How to Keep Your Soul
Remembering God and his gospel is why he gave us the local church. When we meet regularly together (Hebrews 10:25), when we teach and sing to each other (Colossians 3:16), when we share the Lord’s Supper together (1 Corinthians 11:23–26) and pray together (Ephesians 6:18) and encourage each other to seek God daily in his word (Psalm 1:2) and in private prayer and fasting (Matthew 6:5–6, 16–18), we help each other remember God. These things are not legalistic pursuits; they are life pursuits. They are gifts of God to help us keep our souls.
But “while the promise of entering his rest still stands, let us fear lest any of [us] should seem to have failed to reach it” (Hebrews 4:1). The promise to us also comes with a condition: we too must diligently keep our souls (2 Peter 1:10) or face the dire consequences of not doing so (Hebrews 6:7–8).

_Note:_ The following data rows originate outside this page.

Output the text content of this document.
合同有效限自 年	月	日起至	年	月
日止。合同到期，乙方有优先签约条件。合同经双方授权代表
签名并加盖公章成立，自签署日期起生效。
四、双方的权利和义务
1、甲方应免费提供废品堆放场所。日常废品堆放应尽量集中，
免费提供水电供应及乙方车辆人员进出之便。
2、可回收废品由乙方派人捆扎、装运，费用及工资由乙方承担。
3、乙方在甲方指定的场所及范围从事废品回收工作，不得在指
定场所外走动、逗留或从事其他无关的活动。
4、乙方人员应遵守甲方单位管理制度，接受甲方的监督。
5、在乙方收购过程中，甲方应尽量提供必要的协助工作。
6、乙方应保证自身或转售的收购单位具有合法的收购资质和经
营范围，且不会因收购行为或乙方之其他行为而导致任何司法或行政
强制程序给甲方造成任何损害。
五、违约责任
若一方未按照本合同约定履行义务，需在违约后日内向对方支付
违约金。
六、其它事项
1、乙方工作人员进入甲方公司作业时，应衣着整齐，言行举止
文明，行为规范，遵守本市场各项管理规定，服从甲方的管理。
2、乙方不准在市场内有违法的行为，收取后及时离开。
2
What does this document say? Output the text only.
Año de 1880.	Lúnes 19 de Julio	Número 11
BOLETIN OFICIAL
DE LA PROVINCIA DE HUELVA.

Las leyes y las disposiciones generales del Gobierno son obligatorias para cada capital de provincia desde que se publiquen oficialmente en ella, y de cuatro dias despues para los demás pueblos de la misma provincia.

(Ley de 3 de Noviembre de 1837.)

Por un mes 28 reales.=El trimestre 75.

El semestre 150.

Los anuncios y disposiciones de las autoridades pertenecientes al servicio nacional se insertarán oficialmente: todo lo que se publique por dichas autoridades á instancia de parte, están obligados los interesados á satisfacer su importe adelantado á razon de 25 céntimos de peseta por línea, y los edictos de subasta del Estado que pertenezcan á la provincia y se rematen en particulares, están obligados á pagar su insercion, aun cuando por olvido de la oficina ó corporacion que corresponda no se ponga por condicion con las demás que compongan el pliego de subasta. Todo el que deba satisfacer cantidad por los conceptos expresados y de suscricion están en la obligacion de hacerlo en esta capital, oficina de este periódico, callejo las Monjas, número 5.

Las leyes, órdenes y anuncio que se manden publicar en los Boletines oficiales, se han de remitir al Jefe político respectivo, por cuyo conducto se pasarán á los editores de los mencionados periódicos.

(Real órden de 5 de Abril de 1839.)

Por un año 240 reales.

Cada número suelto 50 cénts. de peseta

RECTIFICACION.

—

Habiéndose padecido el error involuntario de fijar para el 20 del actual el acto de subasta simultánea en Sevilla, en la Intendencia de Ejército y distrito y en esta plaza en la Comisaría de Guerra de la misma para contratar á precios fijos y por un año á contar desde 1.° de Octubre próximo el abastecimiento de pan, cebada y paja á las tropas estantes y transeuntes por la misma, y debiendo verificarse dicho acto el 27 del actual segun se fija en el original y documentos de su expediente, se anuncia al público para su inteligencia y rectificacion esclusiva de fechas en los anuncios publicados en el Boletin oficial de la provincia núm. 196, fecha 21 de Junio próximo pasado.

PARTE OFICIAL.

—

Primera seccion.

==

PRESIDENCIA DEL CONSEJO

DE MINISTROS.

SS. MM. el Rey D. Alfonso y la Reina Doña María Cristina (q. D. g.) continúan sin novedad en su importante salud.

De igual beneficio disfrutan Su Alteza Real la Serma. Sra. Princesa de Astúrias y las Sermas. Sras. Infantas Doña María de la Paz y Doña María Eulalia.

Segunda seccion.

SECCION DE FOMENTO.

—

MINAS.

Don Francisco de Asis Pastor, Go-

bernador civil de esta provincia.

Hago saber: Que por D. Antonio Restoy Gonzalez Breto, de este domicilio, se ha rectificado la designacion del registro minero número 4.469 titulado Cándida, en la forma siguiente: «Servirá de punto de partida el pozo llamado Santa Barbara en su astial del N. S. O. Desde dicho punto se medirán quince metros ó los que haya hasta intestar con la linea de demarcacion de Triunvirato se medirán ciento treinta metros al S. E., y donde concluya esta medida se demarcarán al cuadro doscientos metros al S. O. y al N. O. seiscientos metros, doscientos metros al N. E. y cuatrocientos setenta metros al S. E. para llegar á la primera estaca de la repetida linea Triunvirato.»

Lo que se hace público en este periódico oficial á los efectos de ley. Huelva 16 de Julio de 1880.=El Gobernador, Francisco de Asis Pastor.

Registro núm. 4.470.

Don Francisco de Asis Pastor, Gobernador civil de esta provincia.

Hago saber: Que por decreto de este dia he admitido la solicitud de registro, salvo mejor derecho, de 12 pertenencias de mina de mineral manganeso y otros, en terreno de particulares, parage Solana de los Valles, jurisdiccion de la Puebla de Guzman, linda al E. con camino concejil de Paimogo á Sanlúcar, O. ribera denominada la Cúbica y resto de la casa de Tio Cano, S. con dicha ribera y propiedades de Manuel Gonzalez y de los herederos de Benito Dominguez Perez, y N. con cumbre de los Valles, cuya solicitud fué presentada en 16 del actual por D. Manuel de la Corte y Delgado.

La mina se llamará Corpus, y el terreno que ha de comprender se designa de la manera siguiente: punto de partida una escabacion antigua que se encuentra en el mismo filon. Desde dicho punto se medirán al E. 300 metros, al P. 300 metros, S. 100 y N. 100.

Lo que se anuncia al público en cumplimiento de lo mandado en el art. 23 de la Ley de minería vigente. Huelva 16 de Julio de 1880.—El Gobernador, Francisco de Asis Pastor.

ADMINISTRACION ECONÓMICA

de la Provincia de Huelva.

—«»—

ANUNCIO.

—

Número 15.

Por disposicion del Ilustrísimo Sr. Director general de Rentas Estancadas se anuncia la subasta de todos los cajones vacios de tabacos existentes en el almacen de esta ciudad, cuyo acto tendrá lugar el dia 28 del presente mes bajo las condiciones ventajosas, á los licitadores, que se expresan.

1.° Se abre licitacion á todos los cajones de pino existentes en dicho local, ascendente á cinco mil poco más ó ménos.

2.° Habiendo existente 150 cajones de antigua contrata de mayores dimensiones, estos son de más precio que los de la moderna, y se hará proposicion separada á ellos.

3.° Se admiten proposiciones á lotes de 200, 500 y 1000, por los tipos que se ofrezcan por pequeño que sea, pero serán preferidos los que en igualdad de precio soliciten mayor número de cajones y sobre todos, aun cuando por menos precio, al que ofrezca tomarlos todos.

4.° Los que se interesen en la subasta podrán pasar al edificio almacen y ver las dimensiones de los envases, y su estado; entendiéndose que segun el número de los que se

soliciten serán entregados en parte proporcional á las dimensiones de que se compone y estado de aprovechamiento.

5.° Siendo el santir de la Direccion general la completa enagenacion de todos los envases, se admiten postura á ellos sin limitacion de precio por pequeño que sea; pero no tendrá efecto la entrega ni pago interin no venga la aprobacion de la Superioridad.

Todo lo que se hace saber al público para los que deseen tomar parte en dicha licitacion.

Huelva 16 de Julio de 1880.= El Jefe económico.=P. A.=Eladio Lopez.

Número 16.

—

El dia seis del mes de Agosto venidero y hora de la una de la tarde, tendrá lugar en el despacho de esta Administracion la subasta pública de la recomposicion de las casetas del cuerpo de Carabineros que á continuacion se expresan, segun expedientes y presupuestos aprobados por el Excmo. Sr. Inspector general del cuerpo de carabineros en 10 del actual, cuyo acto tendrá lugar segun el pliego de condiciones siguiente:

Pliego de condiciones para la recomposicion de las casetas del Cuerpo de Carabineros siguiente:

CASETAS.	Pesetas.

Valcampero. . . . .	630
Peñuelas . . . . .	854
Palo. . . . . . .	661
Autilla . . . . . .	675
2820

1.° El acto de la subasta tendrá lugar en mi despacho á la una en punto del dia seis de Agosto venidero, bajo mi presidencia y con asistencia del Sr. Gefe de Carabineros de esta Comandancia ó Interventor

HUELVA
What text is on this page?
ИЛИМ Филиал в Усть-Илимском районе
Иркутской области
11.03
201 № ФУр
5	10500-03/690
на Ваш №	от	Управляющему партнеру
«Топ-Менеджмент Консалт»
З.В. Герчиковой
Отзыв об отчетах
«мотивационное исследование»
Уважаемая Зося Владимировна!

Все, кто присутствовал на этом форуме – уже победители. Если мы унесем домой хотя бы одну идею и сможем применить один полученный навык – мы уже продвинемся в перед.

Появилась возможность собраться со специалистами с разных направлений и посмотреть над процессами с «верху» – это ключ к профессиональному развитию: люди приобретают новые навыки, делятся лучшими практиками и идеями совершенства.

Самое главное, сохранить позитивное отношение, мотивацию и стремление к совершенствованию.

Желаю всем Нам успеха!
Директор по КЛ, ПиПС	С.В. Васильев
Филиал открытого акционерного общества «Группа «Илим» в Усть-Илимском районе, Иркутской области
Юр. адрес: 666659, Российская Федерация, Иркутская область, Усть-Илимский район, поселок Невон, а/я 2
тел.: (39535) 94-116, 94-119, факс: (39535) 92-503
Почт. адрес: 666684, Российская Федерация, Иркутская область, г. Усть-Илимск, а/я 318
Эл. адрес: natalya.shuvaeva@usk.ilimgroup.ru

“Keeping your soul is doing whatever it takes to remember God.”
Your soul, the essential you, is a priceless gift from God. Jesus, the great Soul, the very source of your life, died to pay your sin-wages of death so your soul might be saved and live forever (Romans 6:23). Your soul is the only way you will ever receive and enjoy the greatest of all gifts: God himself.
And therefore, your foremost responsibility, the one thing above all else you must carefully steward, upon which everything else in your life depends, is to keep your soul.